Public Key Encryption is a method of encrypting communications and ensuring that messages contained within the communications, originated from the proper source and were not tampered with on the way to the destination. There are different techniques used in encrypting with Public Keys, each requiring the proper technology support from both the source of the message and the destination.
When two computers wish to communicate using an Asymmetric Key Encryption Scheme, they each share their Public Key with the other. The message originating from the first computer will encrypt the message using the Public Key of the second computer. The second computer would decrypt the message with its Private Key. In fact the only way to decrypt the message is with the Private Key. It is important to protect a Private Key and never share it, otherwise communication can be “spoofed” or intercepted by others.
DNS stands for Domain Name System; it is a naming-system for accessing resources. It can be used to locate systems in both public and private networks by translating easy to remember names into numerical IP addresses. DNS is an essential tool in any infrastructure. Route 53 is Amazon’s DNS Service.
Eventual Consistency is exactly what it sounds like. It is a Consistency Model that states, data will eventually be consistent across a distributed service. Eventual Consistency is a major factor in ensuring distributed computing works properly. An example of this model is the Simple Storage Service. Across all regions you may update an object in a S3 Bucket but a follow-up call to access the same object, could show the previous version prior to the update. This is due to Eventual Consistency which guarantees the update will be made but the timing depends on other factors outside of your control. You should know what this means for the design of your systems otherwise this could mean confusion and frustration among your users.
SQL / Relational Storage:
Relational Databases are one of the most common types of data storage used in applications today. A Relational Database consists of one or more tables each representing an entity. A table has columns that are considered properties available to describe the entity. Rows in the table represent instances of that entity type. Tables can be linked to each other, for example, an Order Table would link to an Order Items Table. AWS offers a service called RDS. It is a managed Relational Database for different database vendors.

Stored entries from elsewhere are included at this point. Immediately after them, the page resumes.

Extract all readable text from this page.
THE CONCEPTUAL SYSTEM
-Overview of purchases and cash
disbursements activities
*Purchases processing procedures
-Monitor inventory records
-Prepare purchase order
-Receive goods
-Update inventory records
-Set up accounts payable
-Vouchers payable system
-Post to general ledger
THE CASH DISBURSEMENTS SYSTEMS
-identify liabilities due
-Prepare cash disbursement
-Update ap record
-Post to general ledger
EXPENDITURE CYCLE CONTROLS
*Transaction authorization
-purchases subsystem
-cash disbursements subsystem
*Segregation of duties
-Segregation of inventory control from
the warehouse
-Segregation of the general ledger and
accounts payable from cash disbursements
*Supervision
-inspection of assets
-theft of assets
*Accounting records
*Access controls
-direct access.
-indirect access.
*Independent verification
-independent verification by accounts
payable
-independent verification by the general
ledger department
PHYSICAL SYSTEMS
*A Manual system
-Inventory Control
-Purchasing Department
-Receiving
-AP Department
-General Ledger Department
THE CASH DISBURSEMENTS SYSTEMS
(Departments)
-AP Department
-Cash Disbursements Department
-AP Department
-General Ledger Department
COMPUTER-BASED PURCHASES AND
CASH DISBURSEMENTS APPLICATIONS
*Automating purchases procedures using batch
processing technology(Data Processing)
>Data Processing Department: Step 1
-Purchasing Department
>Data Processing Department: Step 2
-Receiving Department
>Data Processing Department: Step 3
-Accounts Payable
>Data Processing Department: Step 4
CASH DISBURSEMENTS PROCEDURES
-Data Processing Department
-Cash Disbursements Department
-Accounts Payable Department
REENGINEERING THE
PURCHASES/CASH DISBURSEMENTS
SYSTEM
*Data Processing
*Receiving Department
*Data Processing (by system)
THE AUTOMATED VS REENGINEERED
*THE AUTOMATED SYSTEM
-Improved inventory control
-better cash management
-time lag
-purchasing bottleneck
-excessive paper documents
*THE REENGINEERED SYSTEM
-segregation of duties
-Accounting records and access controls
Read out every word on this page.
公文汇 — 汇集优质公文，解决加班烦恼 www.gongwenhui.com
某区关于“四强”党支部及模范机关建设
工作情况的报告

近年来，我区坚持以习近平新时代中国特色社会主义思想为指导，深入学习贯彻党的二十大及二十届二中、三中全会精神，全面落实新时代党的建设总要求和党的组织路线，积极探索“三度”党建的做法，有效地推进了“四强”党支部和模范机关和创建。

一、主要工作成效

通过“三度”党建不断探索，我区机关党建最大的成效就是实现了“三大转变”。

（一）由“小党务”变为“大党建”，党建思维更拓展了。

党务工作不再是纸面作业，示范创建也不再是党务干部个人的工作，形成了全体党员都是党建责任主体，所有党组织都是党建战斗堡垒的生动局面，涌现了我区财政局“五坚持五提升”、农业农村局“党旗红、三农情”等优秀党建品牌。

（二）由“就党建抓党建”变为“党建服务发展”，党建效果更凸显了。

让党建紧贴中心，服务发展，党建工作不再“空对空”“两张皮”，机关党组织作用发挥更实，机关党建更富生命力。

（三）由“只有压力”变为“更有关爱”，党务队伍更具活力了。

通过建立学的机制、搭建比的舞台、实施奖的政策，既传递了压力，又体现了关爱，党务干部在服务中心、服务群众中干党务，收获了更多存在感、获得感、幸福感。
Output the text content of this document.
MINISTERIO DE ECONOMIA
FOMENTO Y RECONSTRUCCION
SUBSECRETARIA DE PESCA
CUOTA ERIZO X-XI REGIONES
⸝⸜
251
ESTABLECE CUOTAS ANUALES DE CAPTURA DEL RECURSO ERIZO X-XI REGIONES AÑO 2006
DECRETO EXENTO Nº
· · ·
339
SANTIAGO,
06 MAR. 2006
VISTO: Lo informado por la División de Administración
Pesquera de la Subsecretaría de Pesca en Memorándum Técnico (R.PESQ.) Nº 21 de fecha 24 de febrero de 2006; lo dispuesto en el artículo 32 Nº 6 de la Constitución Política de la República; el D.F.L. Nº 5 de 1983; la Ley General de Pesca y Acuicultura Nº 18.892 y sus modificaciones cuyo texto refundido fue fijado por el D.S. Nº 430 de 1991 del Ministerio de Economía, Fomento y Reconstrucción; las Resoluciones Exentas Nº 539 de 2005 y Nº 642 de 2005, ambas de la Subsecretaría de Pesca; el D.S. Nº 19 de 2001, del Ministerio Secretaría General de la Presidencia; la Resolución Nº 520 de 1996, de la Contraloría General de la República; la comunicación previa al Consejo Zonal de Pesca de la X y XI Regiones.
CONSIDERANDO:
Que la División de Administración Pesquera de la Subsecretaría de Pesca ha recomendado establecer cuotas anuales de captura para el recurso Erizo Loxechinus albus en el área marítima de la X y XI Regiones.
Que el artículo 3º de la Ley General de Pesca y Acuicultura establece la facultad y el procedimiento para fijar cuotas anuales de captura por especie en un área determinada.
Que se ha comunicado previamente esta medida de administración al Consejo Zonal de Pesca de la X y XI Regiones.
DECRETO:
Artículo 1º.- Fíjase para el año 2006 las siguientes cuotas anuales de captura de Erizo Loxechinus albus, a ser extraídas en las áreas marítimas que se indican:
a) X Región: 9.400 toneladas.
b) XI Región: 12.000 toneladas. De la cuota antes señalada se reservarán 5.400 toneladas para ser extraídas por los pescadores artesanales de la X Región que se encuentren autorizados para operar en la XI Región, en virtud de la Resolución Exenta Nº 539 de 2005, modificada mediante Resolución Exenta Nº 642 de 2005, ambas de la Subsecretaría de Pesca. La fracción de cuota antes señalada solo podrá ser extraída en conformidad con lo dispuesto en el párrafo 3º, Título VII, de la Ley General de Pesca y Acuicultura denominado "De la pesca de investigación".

NOSQL / Non Relational Storage:
Non-Relational Databases can be easily explained as data sources that are not relational. Common within this group are NoSQL Databases that include document databases, Key-Value databases, graph databases, and more. DynamoDB, an AWS offering is a Key-Value Database. RESTful Web Services are HTTP and HTTP/S-based application programming interfaces that interact with other applications through a standard HTTP method such as GET, HOST, PUT or DELETE. The client makes a request to be an URI with any applicable input parameters. The server will process the request and return a response that is consumed by the client. RESTful Web Services have gained popularity because they are considered simpler than their alternatives.
Security Policies are just one of the many AWS services that are written in JSON format. Without understanding it, you would run the risk of leaving systems exposed.